Мне нечего возразить. Говорить о том, что этого захотел учитель, я не собираюсь: не знаю, как к этому отнесётся моя подруга. Скажет ли она, что я подкаблучница?

Половая тряпка?

Вряд ли. Она девочка умная, знает, что нужно будет промолчать. Но её взгляд молчать не будет.

Её взгляд внимателен и проницателен: он видит то, до чего пока не в состоянии додуматься голова. Именно поэтому, спустя столько лет, я позволяю себе сделать вывод о том, что Надя уже тогда знала, к чему приведёт моя ежедневная уборка в музыкальном классе.

Я буду зависима.

Волк, точивший клыки где-то внутри Надиного сердца, сейчас встрепенулся, оголил неровные зубки — и приготовился напасть. Я мысленно приготовилась отбиваться.

Входит Алексей Степанович. Замечая нас, он сдавленно улыбается, слегка кивает головой, отчего его кудряшки пружинисто подпрыгивают, пушась и расползаясь по всей голове подобно длинным стебелькам вейника — трава сорная, но очень красивая.

— Имя? — спрашивает Алексей Степанович, поднимаясь на сцену.

— Надежда, — отвечает Надя, хлопая своими большими и очень красивыми глазками.

Я пихаю её в бок. Не отвлекайся, зая. Давай играть в куклы — я сделаю твоей Доре красивое платьице из подручных предметов — ткани своей юбки, старого подсохшего пластыря и носового платка.

Надя словно вспоминает то, зачем она меня нашла и отвлекла от работы. Мы прижимаемся друг к другу теснее, достаём кукол и начинаем демонстративно (со смешками, с игривыми перемаргиваниями) шептаться.

Алексей Степанович подходит к доске — ему, наверное, не нравится её внешний вид. Учитель осматривает его внимательнее, затем обращает внимание на тряпку, валявшуюся неподалёку. Это ему, наверное, тоже не нравится.

Потому что периферическим зрением я вижу, как он подбирается ко мне.

— Разве вам не нужно оставить портфели в вашей классной комнате? — спрашивает он у меня.

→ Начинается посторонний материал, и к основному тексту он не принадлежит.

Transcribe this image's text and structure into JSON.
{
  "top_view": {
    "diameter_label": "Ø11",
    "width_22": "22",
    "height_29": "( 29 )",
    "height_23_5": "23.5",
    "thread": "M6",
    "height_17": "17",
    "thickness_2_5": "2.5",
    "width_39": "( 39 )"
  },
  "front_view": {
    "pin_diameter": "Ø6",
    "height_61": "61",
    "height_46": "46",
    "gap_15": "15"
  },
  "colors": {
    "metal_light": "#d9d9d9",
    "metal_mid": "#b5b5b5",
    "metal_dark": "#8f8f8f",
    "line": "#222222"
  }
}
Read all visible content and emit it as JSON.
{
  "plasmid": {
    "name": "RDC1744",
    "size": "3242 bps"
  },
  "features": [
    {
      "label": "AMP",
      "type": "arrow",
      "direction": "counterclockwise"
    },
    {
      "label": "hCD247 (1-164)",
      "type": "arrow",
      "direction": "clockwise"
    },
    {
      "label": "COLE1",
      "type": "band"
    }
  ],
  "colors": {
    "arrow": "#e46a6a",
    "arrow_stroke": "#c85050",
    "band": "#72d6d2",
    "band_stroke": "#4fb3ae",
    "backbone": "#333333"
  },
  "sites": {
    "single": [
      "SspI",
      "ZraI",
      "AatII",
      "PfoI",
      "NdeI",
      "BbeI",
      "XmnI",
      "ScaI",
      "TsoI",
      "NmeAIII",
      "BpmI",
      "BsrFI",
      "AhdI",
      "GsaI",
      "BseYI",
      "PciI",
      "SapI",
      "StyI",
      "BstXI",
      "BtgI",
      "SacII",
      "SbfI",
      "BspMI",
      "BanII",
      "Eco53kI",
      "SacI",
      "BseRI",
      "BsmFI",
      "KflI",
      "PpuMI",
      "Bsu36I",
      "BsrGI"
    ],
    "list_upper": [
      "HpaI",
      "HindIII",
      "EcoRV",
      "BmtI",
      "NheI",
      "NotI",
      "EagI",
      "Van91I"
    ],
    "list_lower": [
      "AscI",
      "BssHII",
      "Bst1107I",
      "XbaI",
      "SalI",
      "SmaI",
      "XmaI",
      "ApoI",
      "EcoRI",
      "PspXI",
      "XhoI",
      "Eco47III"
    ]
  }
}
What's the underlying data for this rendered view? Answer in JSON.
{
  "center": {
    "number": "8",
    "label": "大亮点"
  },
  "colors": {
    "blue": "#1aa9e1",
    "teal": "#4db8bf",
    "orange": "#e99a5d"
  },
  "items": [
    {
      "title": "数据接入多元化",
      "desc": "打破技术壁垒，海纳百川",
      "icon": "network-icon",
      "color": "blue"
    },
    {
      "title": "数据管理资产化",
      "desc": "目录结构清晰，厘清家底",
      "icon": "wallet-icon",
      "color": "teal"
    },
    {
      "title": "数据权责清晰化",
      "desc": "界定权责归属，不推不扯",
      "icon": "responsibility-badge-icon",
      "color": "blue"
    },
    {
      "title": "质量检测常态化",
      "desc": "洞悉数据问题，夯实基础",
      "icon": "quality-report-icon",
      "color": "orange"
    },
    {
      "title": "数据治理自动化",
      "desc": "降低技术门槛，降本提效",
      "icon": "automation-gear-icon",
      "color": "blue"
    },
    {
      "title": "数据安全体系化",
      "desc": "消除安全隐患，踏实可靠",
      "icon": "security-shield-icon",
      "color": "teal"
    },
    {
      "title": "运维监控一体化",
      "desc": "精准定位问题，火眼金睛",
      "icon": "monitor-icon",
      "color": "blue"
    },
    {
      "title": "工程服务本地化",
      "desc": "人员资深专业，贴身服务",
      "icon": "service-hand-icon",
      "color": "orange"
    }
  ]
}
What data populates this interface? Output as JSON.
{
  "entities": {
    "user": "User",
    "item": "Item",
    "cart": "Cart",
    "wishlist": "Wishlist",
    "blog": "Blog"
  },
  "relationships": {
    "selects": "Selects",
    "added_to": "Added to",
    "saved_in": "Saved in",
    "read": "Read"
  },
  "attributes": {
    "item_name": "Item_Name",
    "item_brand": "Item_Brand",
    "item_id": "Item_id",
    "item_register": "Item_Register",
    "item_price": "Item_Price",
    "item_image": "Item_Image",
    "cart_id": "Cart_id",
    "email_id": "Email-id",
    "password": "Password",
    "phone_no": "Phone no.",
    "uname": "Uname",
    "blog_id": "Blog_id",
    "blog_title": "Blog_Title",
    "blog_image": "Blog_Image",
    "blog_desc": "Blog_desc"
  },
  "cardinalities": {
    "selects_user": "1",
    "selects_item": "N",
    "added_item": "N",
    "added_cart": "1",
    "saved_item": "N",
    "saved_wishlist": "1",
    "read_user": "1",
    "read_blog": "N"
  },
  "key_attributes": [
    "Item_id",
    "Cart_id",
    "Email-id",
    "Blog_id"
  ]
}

Я глотаю язык, а потом вдруг выплёвываю:

— Мы можем уйти.

— Приходите лучше на урок.

Мы с Надей переглядываемся — на её лице видна неопределённость, на моём — волнение. Он прогнал меня? Он решил меня прогнать?

Да что я такого сделала, в самом деле?

Мы уходим, Надя периодически оборачивается: дверь актового зала закрыта, никто там не стоит, везде всё пусто. На мой вопрос, почему Надя так часто туда смотрит, она раздражённо отвечает:

— Странный он. У нас был урок в актовом зале, но он нас выгнал. Всё равно после звонка пойдём обратно к нему.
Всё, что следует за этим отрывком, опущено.